There is a legend associated with the carol that says, Fr. Mohr wanted the carol to be sung by the children of the village at the midnight Christmas Eve service, as a surprise for their parents. But in the middle of practising, the organ broke and not a note would come from it! So the children had to learn the carol only accompanied by a guitar. They learned the carol so well that they could sing it on its own without accompaniment.  Have you ever heard it sung acapella by children's is one of the most heavenly sounds that exists.  The first time I heard it done this way I knew I had heard the angels singing on that Bethlehem night so long ago.  But back to the story,  there are no records to indicate that a children's choir was involved or that the organ was broken! I personally like to believe the makes the story a better one....and those of you who write blogs....understand that it is all in the telling of a story.  Anyways, at Midnight Mass in 1818, Fr. Mohr and Franz Gruber sang each of the six verses with the church choir repeating the last two lines of each verse.

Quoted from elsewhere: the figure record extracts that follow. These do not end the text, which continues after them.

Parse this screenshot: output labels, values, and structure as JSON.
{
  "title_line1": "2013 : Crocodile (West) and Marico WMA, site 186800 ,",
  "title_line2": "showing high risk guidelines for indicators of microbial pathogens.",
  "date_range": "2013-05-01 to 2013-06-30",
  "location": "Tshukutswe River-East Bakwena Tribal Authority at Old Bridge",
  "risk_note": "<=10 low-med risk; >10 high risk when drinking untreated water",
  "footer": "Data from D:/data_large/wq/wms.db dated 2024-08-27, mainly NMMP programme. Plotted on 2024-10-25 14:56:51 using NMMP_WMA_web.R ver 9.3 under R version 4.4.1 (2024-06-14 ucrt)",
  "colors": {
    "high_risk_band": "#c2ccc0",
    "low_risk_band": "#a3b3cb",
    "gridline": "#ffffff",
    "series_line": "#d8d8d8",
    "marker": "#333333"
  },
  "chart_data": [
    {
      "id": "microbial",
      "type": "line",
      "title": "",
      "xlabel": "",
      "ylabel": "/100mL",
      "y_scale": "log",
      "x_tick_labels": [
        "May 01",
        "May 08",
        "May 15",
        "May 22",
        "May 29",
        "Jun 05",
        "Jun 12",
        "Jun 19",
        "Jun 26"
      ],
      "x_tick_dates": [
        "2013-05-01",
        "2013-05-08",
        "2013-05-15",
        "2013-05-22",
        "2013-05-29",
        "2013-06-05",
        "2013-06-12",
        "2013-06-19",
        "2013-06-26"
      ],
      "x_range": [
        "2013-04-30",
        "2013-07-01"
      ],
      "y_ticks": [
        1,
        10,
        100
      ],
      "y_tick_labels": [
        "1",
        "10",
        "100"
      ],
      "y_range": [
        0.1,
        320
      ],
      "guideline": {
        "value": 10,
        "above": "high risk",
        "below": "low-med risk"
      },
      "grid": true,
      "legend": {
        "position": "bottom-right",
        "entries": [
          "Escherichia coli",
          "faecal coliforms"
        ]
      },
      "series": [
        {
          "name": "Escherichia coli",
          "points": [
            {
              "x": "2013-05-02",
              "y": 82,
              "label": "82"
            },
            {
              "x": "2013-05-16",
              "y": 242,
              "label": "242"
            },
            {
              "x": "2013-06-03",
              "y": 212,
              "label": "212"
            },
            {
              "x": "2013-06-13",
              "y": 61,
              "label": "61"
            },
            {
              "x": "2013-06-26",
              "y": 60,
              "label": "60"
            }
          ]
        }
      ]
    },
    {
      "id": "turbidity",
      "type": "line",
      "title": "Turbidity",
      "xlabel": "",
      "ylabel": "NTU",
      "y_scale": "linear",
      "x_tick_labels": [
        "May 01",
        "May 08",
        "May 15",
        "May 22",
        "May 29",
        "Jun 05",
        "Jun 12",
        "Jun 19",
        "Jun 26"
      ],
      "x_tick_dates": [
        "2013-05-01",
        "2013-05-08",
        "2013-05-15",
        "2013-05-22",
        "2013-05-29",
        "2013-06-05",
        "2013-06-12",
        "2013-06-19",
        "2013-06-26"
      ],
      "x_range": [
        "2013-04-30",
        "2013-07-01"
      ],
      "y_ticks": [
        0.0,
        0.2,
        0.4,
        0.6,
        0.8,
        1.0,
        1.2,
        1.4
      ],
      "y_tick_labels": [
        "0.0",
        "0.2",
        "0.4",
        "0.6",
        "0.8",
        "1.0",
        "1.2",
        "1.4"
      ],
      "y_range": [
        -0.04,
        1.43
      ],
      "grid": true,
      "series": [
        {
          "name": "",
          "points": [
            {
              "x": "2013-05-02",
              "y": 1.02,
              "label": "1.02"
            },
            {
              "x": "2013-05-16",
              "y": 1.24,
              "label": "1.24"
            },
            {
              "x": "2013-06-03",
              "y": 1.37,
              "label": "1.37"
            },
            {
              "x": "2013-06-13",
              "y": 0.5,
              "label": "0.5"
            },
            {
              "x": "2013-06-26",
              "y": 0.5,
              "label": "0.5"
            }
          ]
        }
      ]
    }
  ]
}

Mohr set down the guitar arrangement on paper around 1820 and that is the earliest manuscript that still exists. It is displayed in the Carolino Augusteum Museum in Salzburg. There are a number of manuscripts of various 'Stille Nacht' arrangement that were written by Franz Gruber in later years.  The original words of the song were in German (and it was called 'Stille Nacht! Heilige Nacht') and translated in to English went:

Silent night, holy night,

Bethlehem sleeps, yet what light,

Floats around the heavenly pair;

Songs of angels fills the air.

Strains of heavenly peace.

It's thought that the song might have travelled around the area with an organ repairman, Karl Mauracher, who could have taken an early arrangement with him in about 1820. Then two singing families (like the 'Von Trappes' in the Sound of Music) seem to have discovered the song and performed it as part of their concerts. In December 1832 the Strasser family performed it at a concert in Leipzig and it was first performed in the USA in 1839 by the Rainer family who sang 'Stille Nacht' at the Alexander Hamilton Monument outside Trinity Church in New York City. During this time the tune changed to the one we know and sing today!  It was translated into English in 1863 by John Freeman Young. The carol was sung during the Christmas Truce in the First World War in December 1914 as it was a song that soldiers on both sides knew.  Can you imagine just how awesome that was?  To hear soldiers....that moments before were fighting....joining together to sing this beloved song.  By the time the carol was famous, Fr Mohr had died. Franz Gruber wrote to music authorities in Berlin saying that he had composed the tune, but no one believed him and it was thought that Haydn, Mozart of Beethoven had written it! But then the 1820 manuscript was found and in the top right corner Fr Mohr had written: 'Melodie von Fr. Xav. Gruber.'.  It's now one of the most, if the the most, recorded songs in the world! Enjoy the version I have chosen for you today!  Hope you have a blessed Sunday!

1 comment:

Trina said...

I love the Celtic Women version. Such beautiful voices!